Fiat money is always a monetary item. That is: it forms part of a country's money supply. There is not one bitcoin included in any country's money supply: thus, another clear proof that bitcoin is not a monetary item (not money) although everyone calls it a virtual or digital or cryptocurrency. There is no problem with calling bitcoin a digital currency: that is how the man and woman in the street speak about bitcoin. The man or woman in the street regards any widely used medium of exchange as "money". In economic science, however, bitcoin is not a monetary item: its is a variable real value non-monetary item as very correctly indicated by the US IRS which ruled it is a property (part of Property, Plant and Equipment) and not a currency: not a monetary item or "fundamentally not a currency" as the Chinese PBOC correctly ruled.
Bitcoin has been classified as property (a variable real value non-monetary item - not a monetary item) in the US. Bitcoin has not been classified as a monetary item in any country although everybody calls it a digital currency.
Bitcoin can never be a monetary item.
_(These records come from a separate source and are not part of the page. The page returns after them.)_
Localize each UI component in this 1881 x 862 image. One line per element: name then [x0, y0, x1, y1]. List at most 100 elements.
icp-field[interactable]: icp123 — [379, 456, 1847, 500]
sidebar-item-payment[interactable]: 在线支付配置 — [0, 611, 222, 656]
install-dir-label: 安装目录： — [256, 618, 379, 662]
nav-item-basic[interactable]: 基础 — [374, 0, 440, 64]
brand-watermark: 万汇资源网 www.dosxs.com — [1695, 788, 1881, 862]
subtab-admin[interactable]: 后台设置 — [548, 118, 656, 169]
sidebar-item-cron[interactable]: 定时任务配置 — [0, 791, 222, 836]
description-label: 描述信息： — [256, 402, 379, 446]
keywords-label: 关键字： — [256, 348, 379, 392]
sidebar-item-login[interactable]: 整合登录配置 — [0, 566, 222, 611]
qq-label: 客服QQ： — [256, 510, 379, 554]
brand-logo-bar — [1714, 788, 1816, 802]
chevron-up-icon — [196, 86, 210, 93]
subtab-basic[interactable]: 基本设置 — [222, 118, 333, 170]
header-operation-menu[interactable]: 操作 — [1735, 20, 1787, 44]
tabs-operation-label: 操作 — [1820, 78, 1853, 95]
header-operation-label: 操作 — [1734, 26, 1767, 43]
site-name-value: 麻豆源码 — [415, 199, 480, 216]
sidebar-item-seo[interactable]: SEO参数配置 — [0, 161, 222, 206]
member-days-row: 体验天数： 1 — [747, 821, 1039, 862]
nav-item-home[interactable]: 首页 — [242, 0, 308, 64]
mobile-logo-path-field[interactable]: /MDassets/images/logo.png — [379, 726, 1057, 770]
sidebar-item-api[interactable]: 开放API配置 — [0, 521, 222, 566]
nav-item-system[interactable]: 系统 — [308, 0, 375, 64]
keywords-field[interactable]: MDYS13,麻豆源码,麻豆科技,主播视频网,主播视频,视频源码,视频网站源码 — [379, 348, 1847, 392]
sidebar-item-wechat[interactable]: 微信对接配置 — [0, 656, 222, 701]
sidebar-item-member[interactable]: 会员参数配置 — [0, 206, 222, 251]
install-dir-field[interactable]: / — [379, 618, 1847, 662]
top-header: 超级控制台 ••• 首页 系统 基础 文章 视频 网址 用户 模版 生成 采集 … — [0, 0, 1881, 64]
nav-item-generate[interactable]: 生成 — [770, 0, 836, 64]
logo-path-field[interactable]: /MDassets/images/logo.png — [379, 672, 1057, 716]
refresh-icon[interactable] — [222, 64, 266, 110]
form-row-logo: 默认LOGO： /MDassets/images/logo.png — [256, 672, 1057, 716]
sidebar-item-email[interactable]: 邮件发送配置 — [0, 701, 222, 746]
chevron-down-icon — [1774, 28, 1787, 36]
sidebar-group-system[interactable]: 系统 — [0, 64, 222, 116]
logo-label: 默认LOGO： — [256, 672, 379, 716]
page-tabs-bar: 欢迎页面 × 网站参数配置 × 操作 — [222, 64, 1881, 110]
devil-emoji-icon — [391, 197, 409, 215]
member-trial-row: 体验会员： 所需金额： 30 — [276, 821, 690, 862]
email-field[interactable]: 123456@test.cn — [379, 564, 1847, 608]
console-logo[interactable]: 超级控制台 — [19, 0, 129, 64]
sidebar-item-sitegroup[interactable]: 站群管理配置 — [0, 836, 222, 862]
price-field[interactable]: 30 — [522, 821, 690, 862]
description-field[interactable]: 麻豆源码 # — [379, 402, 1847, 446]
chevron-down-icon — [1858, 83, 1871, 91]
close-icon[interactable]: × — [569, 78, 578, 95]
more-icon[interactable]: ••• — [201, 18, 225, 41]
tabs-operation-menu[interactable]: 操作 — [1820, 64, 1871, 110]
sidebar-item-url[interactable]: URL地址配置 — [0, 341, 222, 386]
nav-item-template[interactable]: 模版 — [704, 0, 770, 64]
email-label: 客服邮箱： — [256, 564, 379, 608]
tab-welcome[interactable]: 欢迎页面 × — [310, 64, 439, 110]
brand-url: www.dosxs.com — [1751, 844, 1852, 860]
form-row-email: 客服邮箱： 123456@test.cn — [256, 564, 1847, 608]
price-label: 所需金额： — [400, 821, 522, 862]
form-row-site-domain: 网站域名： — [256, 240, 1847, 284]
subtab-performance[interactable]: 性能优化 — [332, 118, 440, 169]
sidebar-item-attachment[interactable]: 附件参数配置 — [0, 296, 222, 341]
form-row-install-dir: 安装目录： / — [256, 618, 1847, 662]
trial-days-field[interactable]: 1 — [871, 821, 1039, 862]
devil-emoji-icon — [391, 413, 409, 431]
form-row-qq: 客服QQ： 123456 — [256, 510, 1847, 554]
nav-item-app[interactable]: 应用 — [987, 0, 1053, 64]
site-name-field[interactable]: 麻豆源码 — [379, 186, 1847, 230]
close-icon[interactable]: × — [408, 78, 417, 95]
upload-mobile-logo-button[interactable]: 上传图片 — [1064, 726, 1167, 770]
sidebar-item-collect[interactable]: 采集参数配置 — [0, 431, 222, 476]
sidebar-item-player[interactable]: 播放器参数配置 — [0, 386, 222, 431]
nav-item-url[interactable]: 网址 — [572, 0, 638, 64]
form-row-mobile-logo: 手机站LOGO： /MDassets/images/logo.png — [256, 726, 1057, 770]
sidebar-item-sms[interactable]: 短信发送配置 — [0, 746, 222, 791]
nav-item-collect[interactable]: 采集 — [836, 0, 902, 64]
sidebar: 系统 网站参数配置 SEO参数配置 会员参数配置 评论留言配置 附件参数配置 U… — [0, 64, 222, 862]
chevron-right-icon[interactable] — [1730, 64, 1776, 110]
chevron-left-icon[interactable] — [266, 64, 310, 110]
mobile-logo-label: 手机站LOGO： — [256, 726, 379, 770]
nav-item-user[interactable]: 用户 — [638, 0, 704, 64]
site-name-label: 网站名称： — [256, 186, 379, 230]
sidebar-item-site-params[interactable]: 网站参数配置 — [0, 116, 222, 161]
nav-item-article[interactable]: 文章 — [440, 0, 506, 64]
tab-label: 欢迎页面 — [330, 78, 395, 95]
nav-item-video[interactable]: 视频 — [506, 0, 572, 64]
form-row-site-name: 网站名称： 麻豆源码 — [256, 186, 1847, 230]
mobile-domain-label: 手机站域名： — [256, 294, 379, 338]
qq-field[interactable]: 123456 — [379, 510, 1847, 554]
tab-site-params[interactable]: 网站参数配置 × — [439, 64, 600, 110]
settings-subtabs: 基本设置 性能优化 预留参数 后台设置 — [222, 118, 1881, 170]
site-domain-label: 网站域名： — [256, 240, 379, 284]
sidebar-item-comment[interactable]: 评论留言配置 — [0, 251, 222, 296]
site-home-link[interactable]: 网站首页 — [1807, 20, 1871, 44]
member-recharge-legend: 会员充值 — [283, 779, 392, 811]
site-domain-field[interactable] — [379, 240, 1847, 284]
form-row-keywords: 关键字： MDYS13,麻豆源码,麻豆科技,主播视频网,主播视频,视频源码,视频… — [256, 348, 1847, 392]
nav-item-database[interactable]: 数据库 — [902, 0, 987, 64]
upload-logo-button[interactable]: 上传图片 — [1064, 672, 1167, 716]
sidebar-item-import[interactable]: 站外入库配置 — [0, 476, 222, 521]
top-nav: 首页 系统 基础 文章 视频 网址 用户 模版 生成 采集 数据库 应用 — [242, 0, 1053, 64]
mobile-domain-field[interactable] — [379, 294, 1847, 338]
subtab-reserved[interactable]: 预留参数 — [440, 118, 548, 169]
To become a monetary item, bitcoin has to be perfectly stable in real value or assumed to be perfectly stable in real value, like all fiat currencies are under Historical Cost Accounting, the traditional accounting model used to account almost all economic activity in the world economy.
Bitcoin speculators (the WinkleVoss Twins, et al), who are 99.9% responsible for the bitcoin phenomenon would be totally mortified if anyone would be so absolutely silly to succeed in making bitcoin perfectly stable in real value. They would die on the spot. They and the WinkleVoss Twins are betting their life´s savings on the view that bitcoin would skyrocket in price because it is limited to a total of 22 million bitcoins in about 100 year's time. So be it. Good luck to them.
However, if the bitcoin price were to take off exponentially in 100 year's time when the 22 millionth (last) bitcoin is mined with increased massive demand for bitcoin in the world economy, then it would not be because of deflation (the increase in the real value of a nominal value fiat currency - which bitcoin is not - because of a sustained decrease in the general price level indicated by the CPI which is measured in terms of that "assumed-to-be-perfectly-stable fiat currency".)
It would simply be because of a hopefully (by the WinkleVosses and other speculators) massive increase in demand for a stopped-in-supply bitcoin. It would have absolutely nothing to do with deflation or a sustained decrease in the general price level of a fiat currency that is assumed to be perfectly stable in real value - which bitcoin is not.
Anyone (for example - with all due respect for a great publication - Bloomberg) stating that bitcoin is subject to inflation (not the price increase definition) or deflation, does not understand the economic concept of monetary inflation and deflation with reference to a fiat currency that is assumed to be perfectly stable in real value.
There are a lot of things I do not understand.
To construct a CPI measured in Bitcoin is thus very silly since there are generally no consumer prices stated in bitcoin and most probably never will be.